CNSNews.com's interest in defending President Trump over withdrawing U.S. troops from northern Syria, thereby permitting Turkey to attack the Kurds that once were U.S. allies, has waned as the media in general has lost interest in the story.
On Oct. 21, Patrick Goodenough detailed a backtracking on Trump's withdrawal (though, of course, he didn't call it that): "As U.S. troops are being redeployed from Syria to western Iraq, there were indications at the weekend that President Trump may be prepared to leave a residual force across the border in eastern Syria, in a bid to keep a lid on ISIS and help to ensure that oilfields in the area to not fall into hands of the Iranians, whose forces are in Syria to bolster Bashar Assad’s regime." The same day, James Carstensen touted a German plan to create an "internationally controlled security zone" in Syria.
More stuff came in over the next couple days:
- Goodenough reported on a "bipartisan Senate bill" seeking to move U.S. military operations out of Turkey .
- Dimitri Simes reported on a Turkish pact with Russia to attack the Kurds.
- Goodenough went for the default pro-Trump narrative by highlighting how "The U.S. special envoy for the Syrian conflict pushed back Tuesday on the charge that, had President Trump not pulled back a small number of U.S. troops from northeastern Syria this month, Turkish forces would not have crossed the border to attack Syrian Kurdish fighters."

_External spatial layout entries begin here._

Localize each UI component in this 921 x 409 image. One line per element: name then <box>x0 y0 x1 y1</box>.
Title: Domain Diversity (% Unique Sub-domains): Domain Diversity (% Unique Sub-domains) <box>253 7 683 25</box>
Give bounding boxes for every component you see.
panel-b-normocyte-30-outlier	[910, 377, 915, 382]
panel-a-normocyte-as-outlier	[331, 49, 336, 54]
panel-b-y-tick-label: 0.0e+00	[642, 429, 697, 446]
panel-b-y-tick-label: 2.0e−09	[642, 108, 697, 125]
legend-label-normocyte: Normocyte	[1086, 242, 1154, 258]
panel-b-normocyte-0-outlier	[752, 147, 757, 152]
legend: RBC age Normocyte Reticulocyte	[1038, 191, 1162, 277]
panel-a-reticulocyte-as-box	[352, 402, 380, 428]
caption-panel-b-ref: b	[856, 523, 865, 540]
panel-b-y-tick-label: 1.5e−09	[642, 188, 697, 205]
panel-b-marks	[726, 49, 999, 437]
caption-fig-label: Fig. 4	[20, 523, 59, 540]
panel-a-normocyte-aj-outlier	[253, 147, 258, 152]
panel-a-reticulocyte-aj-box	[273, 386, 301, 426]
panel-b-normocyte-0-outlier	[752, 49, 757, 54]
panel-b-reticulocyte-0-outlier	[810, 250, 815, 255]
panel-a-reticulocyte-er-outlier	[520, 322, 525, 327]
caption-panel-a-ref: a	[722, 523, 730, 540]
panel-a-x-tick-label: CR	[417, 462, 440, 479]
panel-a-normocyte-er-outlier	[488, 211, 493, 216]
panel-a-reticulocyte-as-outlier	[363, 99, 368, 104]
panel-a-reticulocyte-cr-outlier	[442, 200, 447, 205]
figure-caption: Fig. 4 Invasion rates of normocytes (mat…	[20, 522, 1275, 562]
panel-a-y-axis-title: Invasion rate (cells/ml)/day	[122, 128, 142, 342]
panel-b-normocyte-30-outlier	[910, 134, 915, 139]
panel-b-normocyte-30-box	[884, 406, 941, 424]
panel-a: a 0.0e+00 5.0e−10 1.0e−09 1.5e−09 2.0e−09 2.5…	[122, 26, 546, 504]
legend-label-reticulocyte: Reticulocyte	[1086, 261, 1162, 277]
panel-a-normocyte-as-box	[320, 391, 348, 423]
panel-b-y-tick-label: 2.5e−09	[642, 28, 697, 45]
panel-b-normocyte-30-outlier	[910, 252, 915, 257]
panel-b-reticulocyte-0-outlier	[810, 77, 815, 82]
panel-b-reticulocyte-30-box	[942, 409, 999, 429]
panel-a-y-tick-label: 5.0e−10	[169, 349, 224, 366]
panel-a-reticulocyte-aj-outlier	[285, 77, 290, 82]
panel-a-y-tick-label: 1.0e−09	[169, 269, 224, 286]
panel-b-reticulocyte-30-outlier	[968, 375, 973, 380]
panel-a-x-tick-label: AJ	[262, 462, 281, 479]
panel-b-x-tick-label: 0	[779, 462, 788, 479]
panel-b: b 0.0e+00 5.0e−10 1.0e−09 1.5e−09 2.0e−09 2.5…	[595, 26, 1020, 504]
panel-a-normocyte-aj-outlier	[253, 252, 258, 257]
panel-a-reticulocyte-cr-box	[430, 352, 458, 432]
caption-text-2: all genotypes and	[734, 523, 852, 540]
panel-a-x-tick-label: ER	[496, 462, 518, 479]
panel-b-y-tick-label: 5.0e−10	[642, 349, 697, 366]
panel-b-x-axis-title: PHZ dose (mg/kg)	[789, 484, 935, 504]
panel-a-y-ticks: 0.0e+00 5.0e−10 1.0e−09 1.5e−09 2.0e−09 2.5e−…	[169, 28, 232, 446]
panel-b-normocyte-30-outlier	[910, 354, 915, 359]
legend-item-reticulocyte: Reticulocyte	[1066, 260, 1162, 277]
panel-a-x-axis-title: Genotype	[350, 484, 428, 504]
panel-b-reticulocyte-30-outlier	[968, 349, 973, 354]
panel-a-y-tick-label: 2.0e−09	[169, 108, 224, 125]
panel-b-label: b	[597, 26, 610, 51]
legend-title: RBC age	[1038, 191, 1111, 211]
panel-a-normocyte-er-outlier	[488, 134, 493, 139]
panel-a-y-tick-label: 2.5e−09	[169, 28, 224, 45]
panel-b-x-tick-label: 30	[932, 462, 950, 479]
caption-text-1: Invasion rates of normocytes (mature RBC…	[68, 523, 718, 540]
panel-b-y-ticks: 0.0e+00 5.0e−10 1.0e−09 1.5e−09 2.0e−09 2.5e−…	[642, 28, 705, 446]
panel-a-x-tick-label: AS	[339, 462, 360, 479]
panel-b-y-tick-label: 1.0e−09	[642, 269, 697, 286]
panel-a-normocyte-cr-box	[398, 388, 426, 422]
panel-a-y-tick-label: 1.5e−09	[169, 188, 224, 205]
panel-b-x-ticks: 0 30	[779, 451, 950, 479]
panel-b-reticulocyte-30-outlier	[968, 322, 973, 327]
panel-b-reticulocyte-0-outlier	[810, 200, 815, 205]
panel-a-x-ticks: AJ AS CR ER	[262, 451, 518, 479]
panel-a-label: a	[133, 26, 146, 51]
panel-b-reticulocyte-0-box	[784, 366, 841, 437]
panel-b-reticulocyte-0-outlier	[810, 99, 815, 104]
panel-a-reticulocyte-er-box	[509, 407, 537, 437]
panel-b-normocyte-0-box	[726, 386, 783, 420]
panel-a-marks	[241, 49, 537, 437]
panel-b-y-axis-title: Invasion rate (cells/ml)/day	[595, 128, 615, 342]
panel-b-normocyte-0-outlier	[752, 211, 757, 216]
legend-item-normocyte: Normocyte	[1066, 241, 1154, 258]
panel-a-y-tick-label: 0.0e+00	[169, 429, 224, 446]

- A follow-up story by Goodenough reported how "Russian troops rolled into Kobane in northeastern Syria on Wednesday, on a mission to oversee the withdrawal of Syrian Kurdish fighters and their weapons from the area in line with an agreement reached by the Russian and Turkish presidents a day earlier."
- Melanie Arter dutifully repeated Trump claiming that "Turkey has informed the Trump administration that it will stop combat in Syria and will make the ceasefire brokered by the United States permanent."
- Goodenough also repeated an attack line from Secretary of State Mike Pompeo that the Obama administration "invited" the Russians to intervene militarily in the Syrian civil war by having "them come in and pretend to be chemical weapons inspectors."
CNS then turned the narrative to the U.S. trying to capture Syrian oil:
- Trump Willing to 'Fight' for Syria's Oil, 'Because We Should Be Able to Take Some Also'
- Trump's National Security Adviser: Oil Deals Will Be Made in Syria
- Bristling at Trump’s Plans for Syrian Oilfields, Russia Accuses US of ‘State Banditry’
Then things flipped back to Goodenough making Turkey the bad guy:
- House Passes Armenian Genocide Measure; Turkey Sees Move as Attempted Payback for Syria Offensive
- Lawmakers Deal Turkey’s Erdogan Double Blow Ahead of His White House Visit
- Turkey, Whose President Fetes Hamas, Complains About US Terror Report
Meanwhile, CNS did publish an op-ed by conservatives Ken Blackwell and david Phillips asserting that "Turkey is practicing genocide again" in northern Syria and that "by allowing ethnic cleansing to remove the Kurds from northern Syria, the U.S. may be seen as an accomplice to Erdogan’s war crimes." But it also published a couple of pieces by managing editor Michael W. Chapman trying to retroactively justify Trump's withdrawal by dismissing the Kurds as terrorists and, perhaps even worse, a bunch of commies.
In the first, on Oct. 23, Chapman ranted:
Although many liberal news outlets and some politicians have described President Donald Trump’s decision to pull U.S. troops out of Syria as a “betrayal” of the Kurds, our allies in fighting against ISIS in the region, it is important to note that the Kurdistan Worker’s Party, or PKK, is a “Marxist-Leninist separatist organization” that was designated as a “Foreign Terrorist Organization” by the U.S. State Department in October 1997.
The next day, Chapman served up a somewhat altered version of the first article that walked back that one a bit:
Although many liberal news outlets have described President Donald Trump’s decision to pull U.S. troops out of Syria as a “betrayal” of the Kurds -- our allies in the fight against ISIS -- the Kurds who make up the People's Protection Units (YPG), are a direct offshoot of the Kurdistan Worker's Party (PKK) in Turkey, which was designated a terrorist organization in 1997.
This does not apply to all the Kurds in Syria but specifically to those in the YPG.
But as actual foreign policy experts point out, the links between the PKK and the YPG are not as clear-cut as Chapman portrays them; the YPG denies direct links with the PKK though there is some overlap and shared goals. Perhaps Chapman can write another article walking back things a bit more.